A central line is an IV that is inserted into a deeper vein than is used in the arm. They can be used to give large amounts of fluids, to give multiple medications at the same time, and to monitor fluid status. They are typically inserted into the Jugular Vein in the neck, the Subclavian Vein in the shoulder, or the Femoral Vein in the groin. The process is the same at each location. First, a large, hollow bore needle on a syringe is inserted to find the vein. Today that is done with ultrasound. Back then, we used landmarks and probing. After the vein is located, blood fills the syringe. The syringe is disconnected from the needle and while the needle is still in the vein, a flexible metallic guidewire is inserted through the inside of the needle and into the vein. The needle is pulled out leaving the guidewire in. The next step is to enlarge the tract that the needle created by pushing a dilator over the guidewire. The dilator is thin at the distal end and thicker more proximally. The dilator is then removed and replaced with the larger central line. The final step is to pull the guidewire back out the central line and secure the line to the skin so that it does not move.

We are all taught early on, never let go of the guide wire. When pulling the dilator off the guidewire, one must hold the wire on both sides of the dilator to control it. When pushing the central line in, one must hold onto the guidewire.

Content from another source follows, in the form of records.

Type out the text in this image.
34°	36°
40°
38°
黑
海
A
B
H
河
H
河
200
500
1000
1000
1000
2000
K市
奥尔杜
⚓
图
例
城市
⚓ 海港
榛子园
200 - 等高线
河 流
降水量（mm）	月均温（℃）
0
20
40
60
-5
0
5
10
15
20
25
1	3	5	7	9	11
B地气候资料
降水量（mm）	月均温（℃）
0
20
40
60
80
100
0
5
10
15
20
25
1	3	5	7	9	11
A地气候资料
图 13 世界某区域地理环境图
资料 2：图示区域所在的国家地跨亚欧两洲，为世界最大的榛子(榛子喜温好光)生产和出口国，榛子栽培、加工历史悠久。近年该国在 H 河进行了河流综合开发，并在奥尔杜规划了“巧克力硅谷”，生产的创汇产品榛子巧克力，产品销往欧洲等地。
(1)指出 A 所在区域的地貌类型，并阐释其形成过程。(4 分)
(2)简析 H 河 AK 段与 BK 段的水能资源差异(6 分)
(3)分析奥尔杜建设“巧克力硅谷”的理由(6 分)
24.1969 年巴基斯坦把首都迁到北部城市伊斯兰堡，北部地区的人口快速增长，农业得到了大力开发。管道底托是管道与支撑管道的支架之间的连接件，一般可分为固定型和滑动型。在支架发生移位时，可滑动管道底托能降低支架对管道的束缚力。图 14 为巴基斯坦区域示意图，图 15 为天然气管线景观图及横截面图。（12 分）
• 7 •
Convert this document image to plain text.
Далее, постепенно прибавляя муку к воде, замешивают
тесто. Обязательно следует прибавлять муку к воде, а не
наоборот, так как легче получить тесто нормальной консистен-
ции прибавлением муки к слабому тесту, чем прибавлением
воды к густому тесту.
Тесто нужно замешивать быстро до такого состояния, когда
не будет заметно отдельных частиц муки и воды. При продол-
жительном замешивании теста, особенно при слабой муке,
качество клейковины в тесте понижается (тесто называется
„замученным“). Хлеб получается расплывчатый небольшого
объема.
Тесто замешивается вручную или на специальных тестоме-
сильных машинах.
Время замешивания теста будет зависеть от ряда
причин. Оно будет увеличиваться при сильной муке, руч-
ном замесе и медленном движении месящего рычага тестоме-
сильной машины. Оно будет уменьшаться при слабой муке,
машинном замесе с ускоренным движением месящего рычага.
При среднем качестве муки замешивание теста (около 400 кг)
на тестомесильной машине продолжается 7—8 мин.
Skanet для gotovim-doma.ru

The chest X-ray films clearly showed that whoever put in the central line (Subclavian approach), let go of the guidewire. The guide wide can be seen to end in one x-ray toward the bottom of the film. In a successive film, the end is at the top of the film. I can only guess that the physician who inserted the central line became distracted and did not realize he had not removed the guidewire, as that would not be something he would ignore.

Anyway, this guide wire had been floating around in this fellow’s veins for the past eight years. The subclavian vein leads down to the Superior Vena Cava and thus to the right side of the heart. Continuing south, the Inferior Vena Cava leads down through the abdomen and splits into the Iliac Veins going to the Femoral Veins in each leg.

A guide wire is, in reality, two wires. To be flexible and yet stiff, it consists of a thin straight wire with a thinner wire coiled down its entire length.

For about one quarter billion heartbeats, this wire was traversing the heart. The ultrathin wire wrapped around the outside of the stiffer wire had eventually come loose and balled up like tangled fishing line in the right side of the heart. The stiffer wire floated up in down in the body. When the patient was seen in the Emergency Center four months prior, I assume the wire had punctured his Femoral Vein and caused the bleeding that resulted in the bruising on his thigh. When he arrived for my evaluation, the wire had worked its way north, poked out the side of the Subclavian Vein, and was palpable underneath the skin.

The stiffer wire was easy to remove. It just required a little slice in the skin where it was felt in front of the shoulder and pulled out. The balled-up line in the heart required removal with a heart catheter.

So much for a simple shoulder pain presentation.